Google Registry is launching the .meet TLD. This domain is Spec 9/ROCC exempt, which means we will be the registrant for all domains on the TLD and it will not be made generally available. The RRA for the TLD is available upon request, but registrations on behalf of the registry will be processed through a small number of registrars with whom the relevant product teams at Google work.

Translated from ICANN-speak, this means that Google has an exemption from Specification 9 in its .meet registry contract, releasing it from the Registry Operator Code of Conduct, which obliges registries to treat all registrars equally.

This means Google can’t sell the domains to anyone else, nor can it allow them to be controlled by anyone else, and it can use a limited pool of registrars to register names.

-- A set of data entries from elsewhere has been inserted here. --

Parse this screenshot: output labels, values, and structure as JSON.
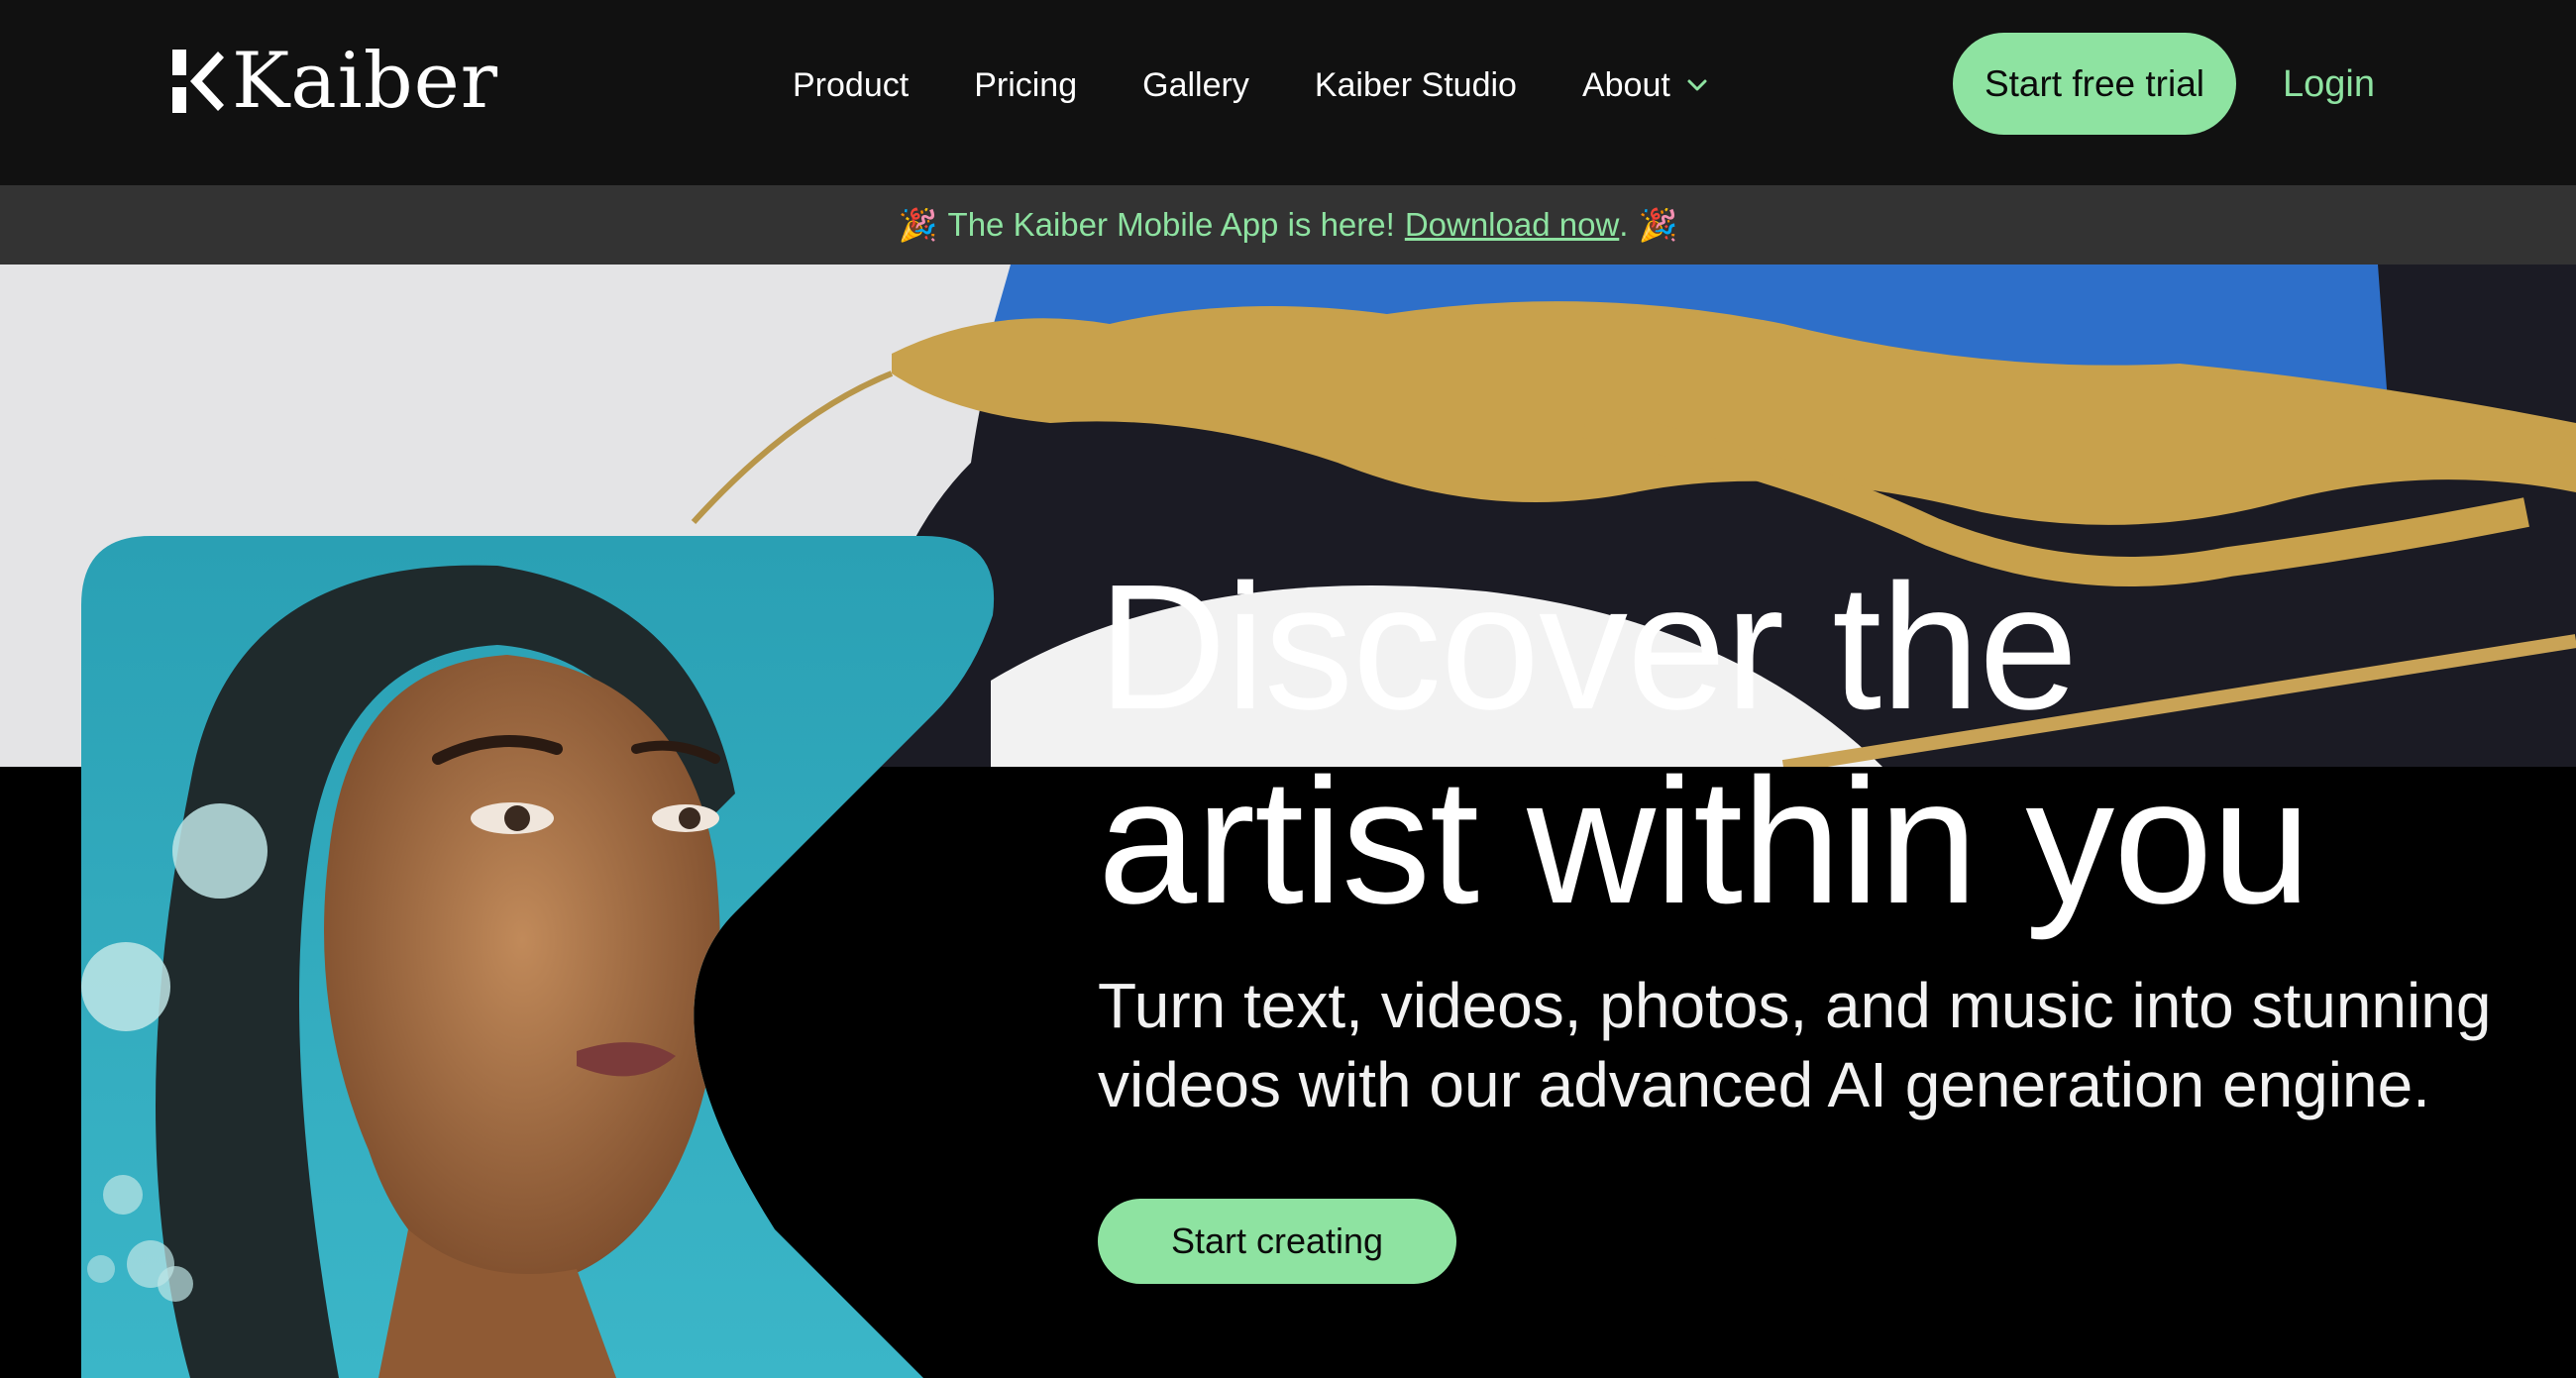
{
  "brand": {
    "name": "Kaiber",
    "logo_icon": "kaiber-k-icon",
    "accent_color": "#8ee3a1"
  },
  "nav": {
    "items": [
      {
        "label": "Product"
      },
      {
        "label": "Pricing"
      },
      {
        "label": "Gallery"
      },
      {
        "label": "Kaiber Studio"
      },
      {
        "label": "About",
        "icon": "chevron-down-icon"
      }
    ],
    "cta_label": "Start free trial",
    "login_label": "Login"
  },
  "announcement": {
    "icon": "party-popper-icon",
    "glyph": "🎉",
    "text": "The Kaiber Mobile App is here!",
    "link_label": "Download now",
    "suffix": "."
  },
  "hero": {
    "headline_line1": "Discover the",
    "headline_line2": "artist within you",
    "subtitle_line1": "Turn text, videos, photos, and music into stunning",
    "subtitle_line2": "videos with our advanced AI generation engine.",
    "cta_label": "Start creating"
  }
}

Spec 9 is a bit different to Spec 13, which exempts dot-brands from ICANN trademark-protection rules such as sunrise and Trademark Claims. You could argue that Spec 9 is “dot-brand lite”.

But what both Spec 9 and Spec 13 have in common is that they can’t be used in gTLDs ICANN considers a “generic string”, which is defined as:

a string consisting of a word or term that denominates or describes a general class of goods, services, groups, organizations or things, as opposed to distinguishing a specific brand of goods, services, groups, organizations or things from those of others.

Does .meet qualify there? It’s undoubtedly a dictionary word, but does it also describe a class of things? Maybe.

Google’s search engine itself gives one definition of “meet” as “an organized event at which a number of races or other athletic contests are held”, which one could reasonably argue is a class of services.

When Afilias applied for .meet in 2012, it expected it to be used by dating sites.

Google did not addresses the non-genericness of the string in its Spec 9 application. That judgement appears to have been made by ICANN alone.

Previously, requests for Spec 9 exemptions from the likes of .giving, .star, .analytics, .latino, .mutual, and .channel have been rejected or withdrawn.

It seems that Spec 9 exemption is going to somewhat limit .meet’s utility, given that third-parties will not be able to get “control or use of any registrations”.